A transcript of her remarks, which she made on October 2014, were attached to an email to campaign aides including chairman John Podesta, whose email account was breached by hackers believed to be acting in concert with the Russian government.
"I don't think we've yet taken it seriously enough as a nation," Clinton said of cyber-security generally. But she touted her own efforts to shore up vulnerabilities at State.
"I think this is a rolling threat that will only increase in intensity and so I appointed the first ever cyber security expert in the State Department," Clinton said.
However, probes into Clinton's email practices from the FBI and the State Department's inspector general found that she routinely disregarded the guidance of cyber-security experts in her own department.
FBI director James Comey concluded that Clinton and her staff, who conducted State Department business through email addresses hosted on a private server in Clinton's home, "were extremely careless in their handling of very sensitive, highly classified information."

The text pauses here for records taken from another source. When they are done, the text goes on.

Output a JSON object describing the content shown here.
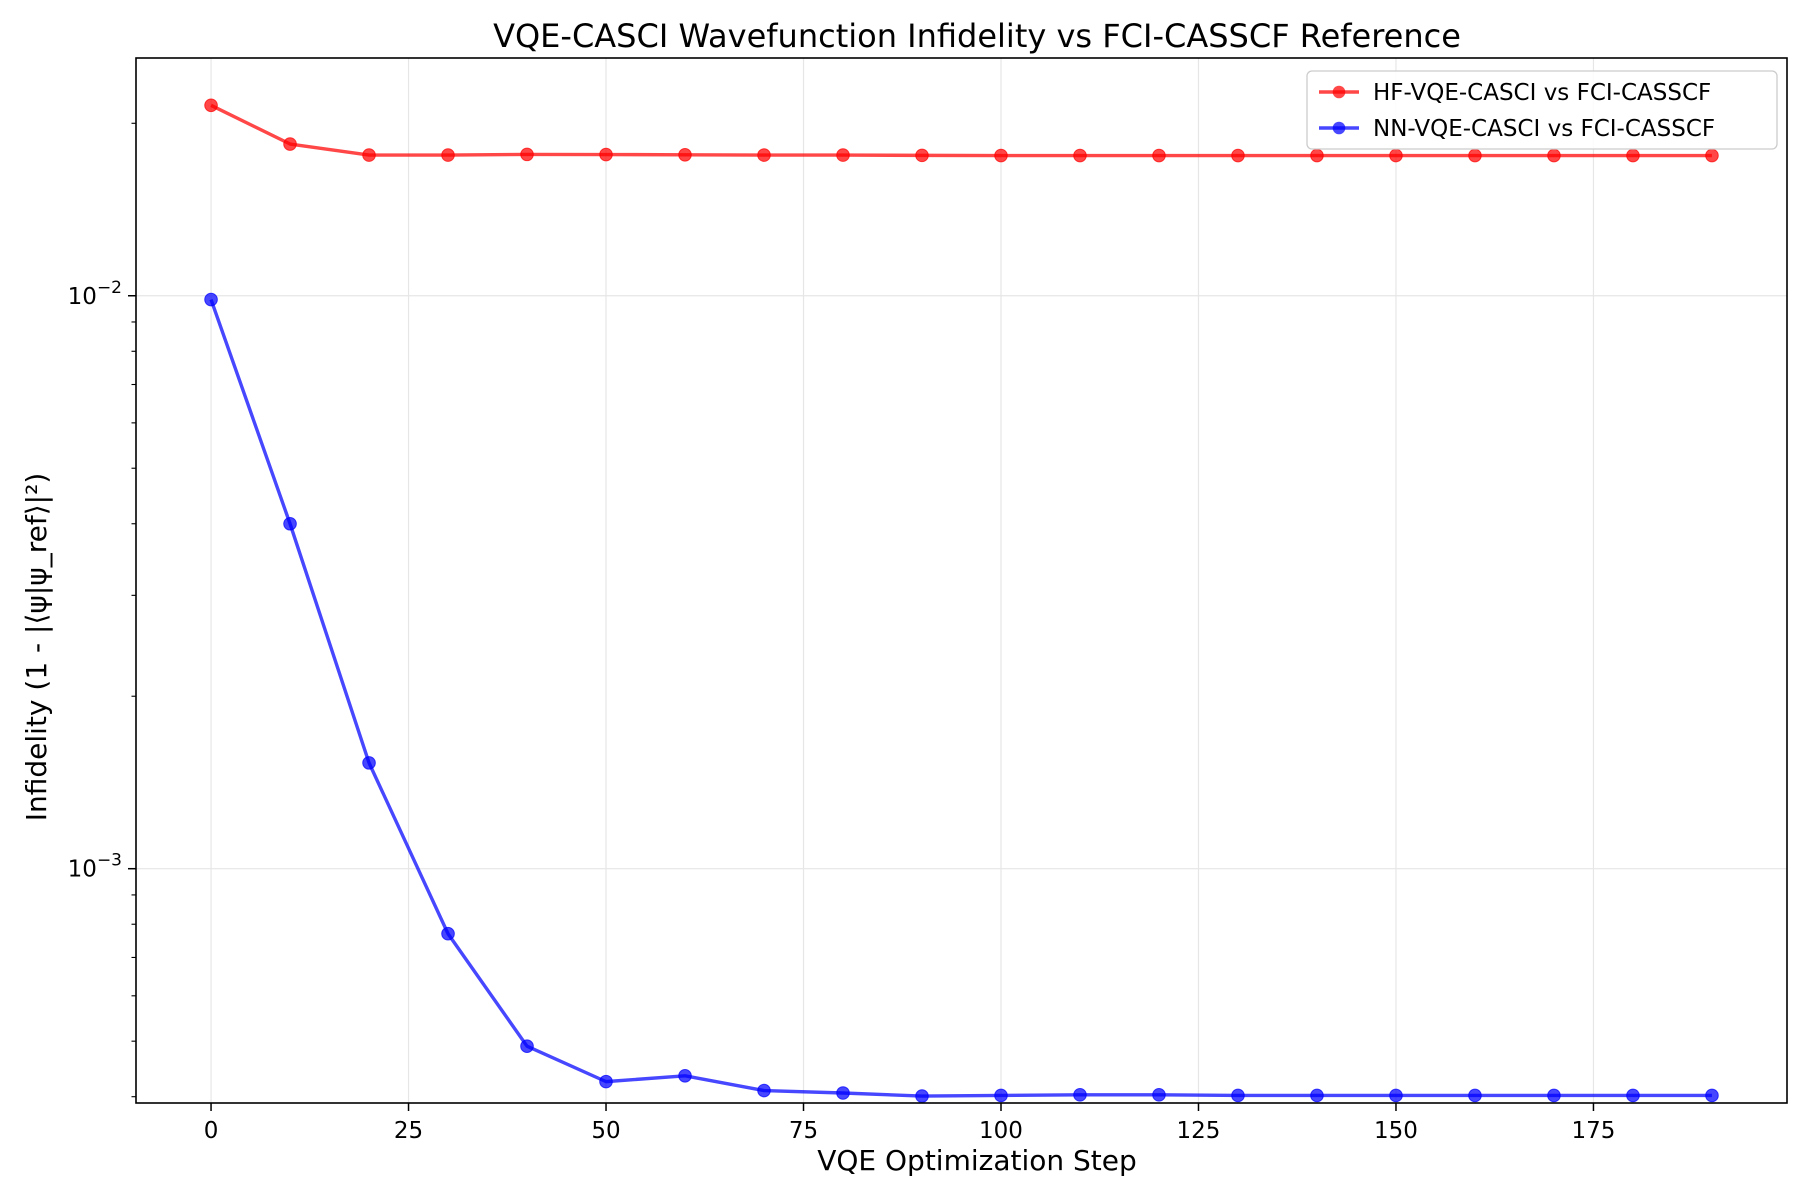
{
  "chart_data": {
    "type": "line",
    "title": "VQE-CASCI Wavefunction Infidelity vs FCI-CASSCF Reference",
    "xlabel": "VQE Optimization Step",
    "ylabel": "Infidelity (1 - |⟨ψ|ψ_ref⟩|²)",
    "yscale": "log",
    "xlim": [
      -9.5,
      199.5
    ],
    "ylim": [
      0.00039,
      0.026
    ],
    "xticks": [
      0,
      25,
      50,
      75,
      100,
      125,
      150,
      175
    ],
    "xtick_labels": [
      "0",
      "25",
      "50",
      "75",
      "100",
      "125",
      "150",
      "175"
    ],
    "yticks": [
      0.001,
      0.01
    ],
    "ytick_labels": [
      {
        "base": "10",
        "exp": "−3"
      },
      {
        "base": "10",
        "exp": "−2"
      }
    ],
    "grid": true,
    "legend_position": "top-right",
    "x": [
      0,
      10,
      20,
      30,
      40,
      50,
      60,
      70,
      80,
      90,
      100,
      110,
      120,
      130,
      140,
      150,
      160,
      170,
      180,
      190
    ],
    "series": [
      {
        "name": "HF-VQE-CASCI vs FCI-CASSCF",
        "color": "#ff0000",
        "values": [
          0.0215,
          0.0184,
          0.0176,
          0.0176,
          0.01765,
          0.01764,
          0.01762,
          0.0176,
          0.0176,
          0.01758,
          0.01757,
          0.01757,
          0.01757,
          0.01757,
          0.01757,
          0.01757,
          0.01757,
          0.01757,
          0.01757,
          0.01757
        ]
      },
      {
        "name": "NN-VQE-CASCI vs FCI-CASSCF",
        "color": "#0000ff",
        "values": [
          0.00985,
          0.004,
          0.00153,
          0.00077,
          0.00049,
          0.000425,
          0.000435,
          0.00041,
          0.000406,
          0.000401,
          0.000402,
          0.000403,
          0.000403,
          0.000402,
          0.000402,
          0.000402,
          0.000402,
          0.000402,
          0.000402,
          0.000402
        ]
      }
    ]
  }
}
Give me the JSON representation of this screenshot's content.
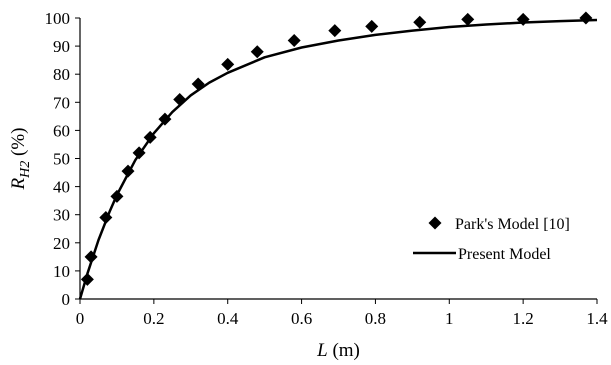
{
  "chart_data": {
    "type": "scatter",
    "title": "",
    "xlabel": {
      "var": "L",
      "unit": " (m)"
    },
    "ylabel": {
      "var": "R",
      "sub": "H2",
      "unit": " (%)"
    },
    "xlim": [
      0,
      1.4
    ],
    "ylim": [
      0,
      100
    ],
    "x_ticks": [
      0,
      0.2,
      0.4,
      0.6,
      0.8,
      1,
      1.2,
      1.4
    ],
    "x_tick_labels": [
      "0",
      "0.2",
      "0.4",
      "0.6",
      "0.8",
      "1",
      "1.2",
      "1.4"
    ],
    "y_ticks": [
      0,
      10,
      20,
      30,
      40,
      50,
      60,
      70,
      80,
      90,
      100
    ],
    "y_tick_labels": [
      "0",
      "10",
      "20",
      "30",
      "40",
      "50",
      "60",
      "70",
      "80",
      "90",
      "100"
    ],
    "grid": false,
    "legend_position": "bottom-right",
    "series": [
      {
        "name": "Park's Model [10]",
        "style": "diamond-markers",
        "color": "#000000",
        "x": [
          0.02,
          0.03,
          0.07,
          0.1,
          0.13,
          0.16,
          0.19,
          0.23,
          0.27,
          0.32,
          0.4,
          0.48,
          0.58,
          0.69,
          0.79,
          0.92,
          1.05,
          1.2,
          1.37
        ],
        "y": [
          7,
          15,
          29,
          36.5,
          45.5,
          52,
          57.5,
          64,
          71,
          76.5,
          83.5,
          88,
          92,
          95.5,
          97,
          98.5,
          99.5,
          99.5,
          100
        ]
      },
      {
        "name": "Present Model",
        "style": "line",
        "color": "#000000",
        "x": [
          0,
          0.02,
          0.05,
          0.08,
          0.1,
          0.15,
          0.2,
          0.25,
          0.3,
          0.35,
          0.4,
          0.5,
          0.6,
          0.7,
          0.8,
          0.9,
          1.0,
          1.1,
          1.2,
          1.3,
          1.4
        ],
        "y": [
          0,
          9,
          21,
          31,
          37,
          49.5,
          59,
          66.5,
          72.5,
          77,
          80.5,
          86,
          89.5,
          92,
          94,
          95.5,
          96.8,
          97.7,
          98.4,
          98.9,
          99.3
        ]
      }
    ]
  }
}
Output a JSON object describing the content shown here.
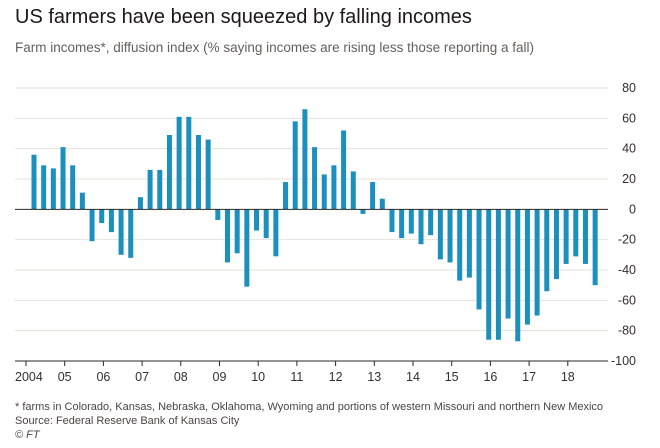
{
  "title": "US farmers have been squeezed by falling incomes",
  "subtitle": "Farm incomes*, diffusion index (% saying incomes are rising less those reporting a fall)",
  "footnote": "* farms in Colorado, Kansas, Nebraska, Oklahoma, Wyoming and portions of western Missouri and northern New Mexico",
  "source": "Source: Federal Reserve Bank of Kansas City",
  "credit": "© FT",
  "colors": {
    "bar": "#1b8fbd",
    "grid": "#e7e1da",
    "zero": "#2a2826",
    "axis": "#33302e"
  },
  "chart_data": {
    "type": "bar",
    "x_start": 2004,
    "x_step_quarters": 1,
    "xlim": [
      2004,
      2019
    ],
    "ylim": [
      -100,
      80
    ],
    "yticks": [
      -100,
      -80,
      -60,
      -40,
      -20,
      0,
      20,
      40,
      60,
      80
    ],
    "xtick_labels": [
      "2004",
      "05",
      "06",
      "07",
      "08",
      "09",
      "10",
      "11",
      "12",
      "13",
      "14",
      "15",
      "16",
      "17",
      "18"
    ],
    "ylabel_position": "right",
    "grid": true,
    "values": [
      36,
      29,
      27,
      41,
      29,
      11,
      -21,
      -9,
      -15,
      -30,
      -32,
      8,
      26,
      26,
      49,
      61,
      61,
      49,
      46,
      -7,
      -35,
      -29,
      -51,
      -14,
      -19,
      -31,
      18,
      58,
      66,
      41,
      23,
      29,
      52,
      25,
      -3,
      18,
      7,
      -15,
      -19,
      -16,
      -23,
      -17,
      -33,
      -35,
      -47,
      -45,
      -66,
      -86,
      -86,
      -72,
      -87,
      -76,
      -70,
      -54,
      -46,
      -36,
      -31,
      -36,
      -50
    ]
  }
}
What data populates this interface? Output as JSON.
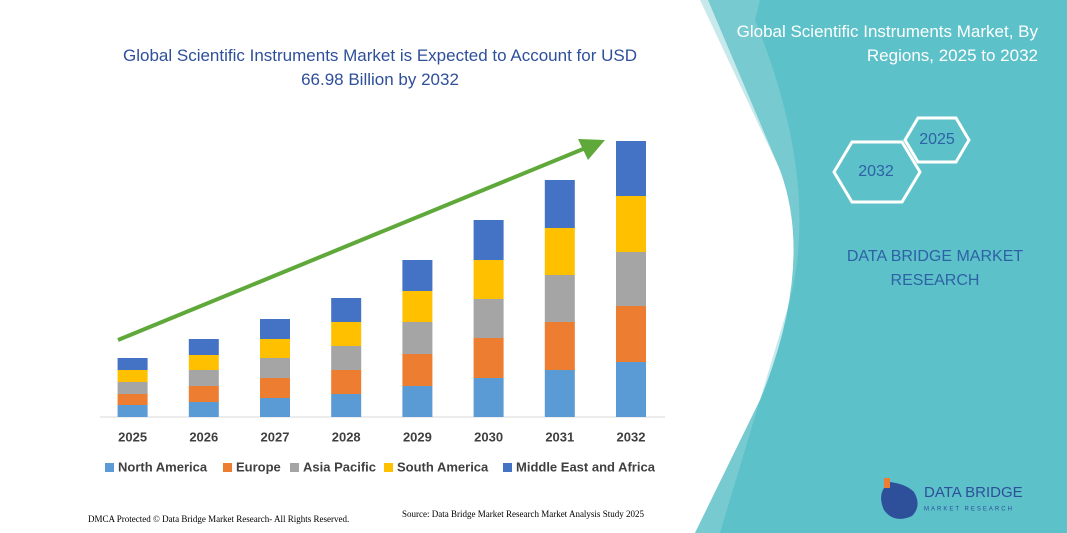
{
  "chart_data": {
    "type": "stacked_bar",
    "title": "Global Scientific Instruments Market is Expected to Account for USD 66.98 Billion by 2032",
    "categories": [
      "2025",
      "2026",
      "2027",
      "2028",
      "2029",
      "2030",
      "2031",
      "2032"
    ],
    "series": [
      {
        "name": "North America",
        "color": "#5b9bd5",
        "values": [
          12,
          15,
          19,
          23,
          31,
          39,
          47,
          55
        ]
      },
      {
        "name": "Europe",
        "color": "#ed7d31",
        "values": [
          11,
          16,
          20,
          24,
          32,
          40,
          48,
          56
        ]
      },
      {
        "name": "Asia Pacific",
        "color": "#a5a5a5",
        "values": [
          12,
          16,
          20,
          24,
          32,
          39,
          47,
          54
        ]
      },
      {
        "name": "South America",
        "color": "#ffc000",
        "values": [
          12,
          15,
          19,
          24,
          31,
          39,
          47,
          56
        ]
      },
      {
        "name": "Middle East and Africa",
        "color": "#4472c4",
        "values": [
          12,
          16,
          20,
          24,
          31,
          40,
          48,
          55
        ]
      }
    ],
    "ylim": [
      0,
      280
    ]
  },
  "panel": {
    "title": "Global Scientific Instruments Market, By Regions, 2025 to 2032",
    "hex_labels": [
      "2025",
      "2032"
    ],
    "brand": "DATA BRIDGE MARKET RESEARCH"
  },
  "footer": {
    "left": "DMCA Protected © Data Bridge Market Research- All Rights Reserved.",
    "source": "Source: Data Bridge Market Research Market Analysis Study 2025"
  },
  "logo": {
    "name": "DATA BRIDGE",
    "tagline": "MARKET RESEARCH"
  }
}
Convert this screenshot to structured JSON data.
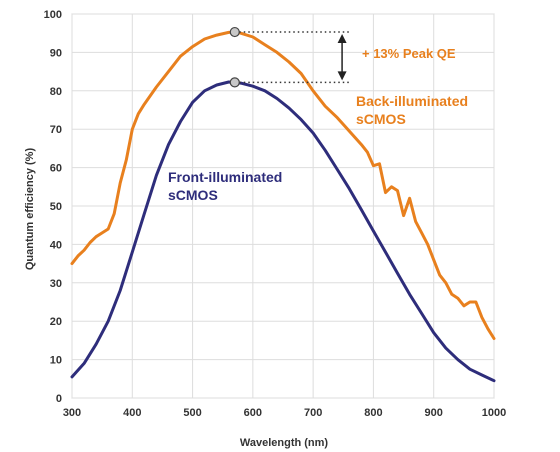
{
  "chart_data": {
    "type": "line",
    "xlabel": "Wavelength (nm)",
    "ylabel": "Quantum efficiency (%)",
    "xlim": [
      300,
      1000
    ],
    "ylim": [
      0,
      100
    ],
    "x_ticks": [
      300,
      400,
      500,
      600,
      700,
      800,
      900,
      1000
    ],
    "y_ticks": [
      0,
      10,
      20,
      30,
      40,
      50,
      60,
      70,
      80,
      90,
      100
    ],
    "grid": true,
    "series": [
      {
        "name": "Back-illuminated sCMOS",
        "label_lines": [
          "Back-illuminated",
          "sCMOS"
        ],
        "color": "#E8801E",
        "x": [
          300,
          310,
          320,
          330,
          340,
          350,
          360,
          370,
          380,
          390,
          400,
          410,
          420,
          440,
          460,
          480,
          500,
          520,
          540,
          560,
          570,
          580,
          600,
          620,
          640,
          660,
          680,
          700,
          720,
          740,
          760,
          780,
          790,
          800,
          810,
          820,
          830,
          840,
          850,
          860,
          870,
          880,
          890,
          900,
          910,
          920,
          930,
          940,
          950,
          960,
          970,
          980,
          990,
          1000
        ],
        "y": [
          35,
          37,
          38.5,
          40.5,
          42,
          43,
          44,
          48,
          56,
          62,
          70,
          74,
          76.5,
          81,
          85,
          89,
          91.5,
          93.5,
          94.5,
          95.2,
          95.3,
          95,
          94,
          92,
          90,
          87.5,
          84.5,
          80,
          76,
          73,
          69.5,
          66,
          64,
          60.5,
          61,
          53.5,
          55,
          54,
          47.5,
          52,
          46,
          43,
          40,
          36,
          32,
          30,
          27,
          26,
          24,
          25,
          25,
          21,
          18,
          15.5
        ]
      },
      {
        "name": "Front-illuminated sCMOS",
        "label_lines": [
          "Front-illuminated",
          "sCMOS"
        ],
        "color": "#2E2D7B",
        "x": [
          300,
          320,
          340,
          360,
          380,
          400,
          420,
          440,
          460,
          480,
          500,
          520,
          540,
          560,
          570,
          580,
          600,
          620,
          640,
          660,
          680,
          700,
          720,
          740,
          760,
          780,
          800,
          820,
          840,
          860,
          880,
          900,
          920,
          940,
          960,
          980,
          1000
        ],
        "y": [
          5.5,
          9,
          14,
          20,
          28,
          38,
          48,
          58,
          66,
          72,
          77,
          80,
          81.5,
          82.3,
          82.2,
          82,
          81.2,
          80,
          78,
          75.5,
          72.5,
          69,
          64.5,
          59.5,
          54.5,
          49,
          43.5,
          38,
          32.5,
          27,
          22,
          17,
          13,
          10,
          7.5,
          6,
          4.5
        ]
      }
    ],
    "peak_markers": [
      {
        "x": 570,
        "y": 95.3
      },
      {
        "x": 570,
        "y": 82.2
      }
    ],
    "annotations": [
      {
        "text": "+ 13% Peak QE"
      }
    ]
  }
}
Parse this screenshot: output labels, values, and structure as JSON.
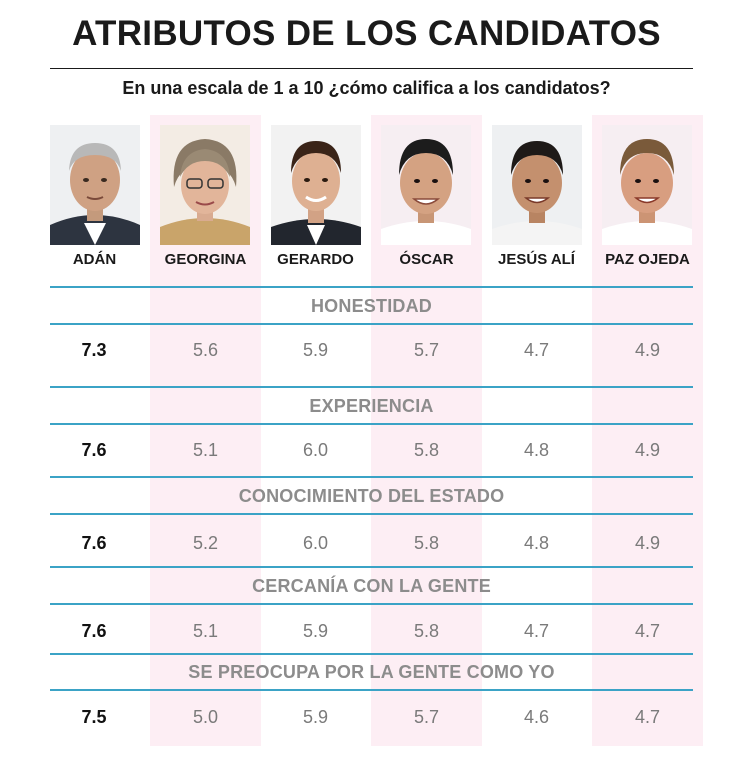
{
  "title": "ATRIBUTOS DE LOS CANDIDATOS",
  "subtitle": "En una escala de 1 a 10 ¿cómo califica a los candidatos?",
  "candidates": [
    "ADÁN",
    "GEORGINA",
    "GERARDO",
    "ÓSCAR",
    "JESÚS ALÍ",
    "PAZ OJEDA"
  ],
  "colors": {
    "rule": "#3ba3c6",
    "pink_column": "#fdeef4",
    "label_gray": "#8c8c8c"
  },
  "chart_data": {
    "type": "table",
    "title": "ATRIBUTOS DE LOS CANDIDATOS",
    "subtitle": "En una escala de 1 a 10 ¿cómo califica a los candidatos?",
    "columns": [
      "ADÁN",
      "GEORGINA",
      "GERARDO",
      "ÓSCAR",
      "JESÚS ALÍ",
      "PAZ OJEDA"
    ],
    "rows": [
      {
        "attribute": "HONESTIDAD",
        "values": [
          "7.3",
          "5.6",
          "5.9",
          "5.7",
          "4.7",
          "4.9"
        ]
      },
      {
        "attribute": "EXPERIENCIA",
        "values": [
          "7.6",
          "5.1",
          "6.0",
          "5.8",
          "4.8",
          "4.9"
        ]
      },
      {
        "attribute": "CONOCIMIENTO DEL ESTADO",
        "values": [
          "7.6",
          "5.2",
          "6.0",
          "5.8",
          "4.8",
          "4.9"
        ]
      },
      {
        "attribute": "CERCANÍA CON LA GENTE",
        "values": [
          "7.6",
          "5.1",
          "5.9",
          "5.8",
          "4.7",
          "4.7"
        ]
      },
      {
        "attribute": "SE PREOCUPA POR LA GENTE COMO YO",
        "values": [
          "7.5",
          "5.0",
          "5.9",
          "5.7",
          "4.6",
          "4.7"
        ]
      }
    ]
  }
}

The Clinton campaign did not immediately respond to a request for comment on her Deutsche Bank remarks.
In the course of its investigation, the FBI found that Clinton's private server was breached by a hacker using the web anonymity service Tor.
Emails released since then in response to Freedom of Information Act requests by the groups Judicial Watch and Citizens United reveal numerous attempts to breach the server through the accounts of top Clinton aides Doug Band and Huma Abedin.
Brian Pagliano, one of the staffers who set up the Clintons' personal email system, alerted staff in November 2010 to a handful of apparent attempts to illicitly access Abedin's and Band's clintonemail.com accounts.
Abedin sent an email two months later to Justin Cooper, another Clinton aide overseeing the email system, complaining that her "Clinton [black]berry" was not working.
"We were attacked again so I shut it down for a few min," Cooper replied.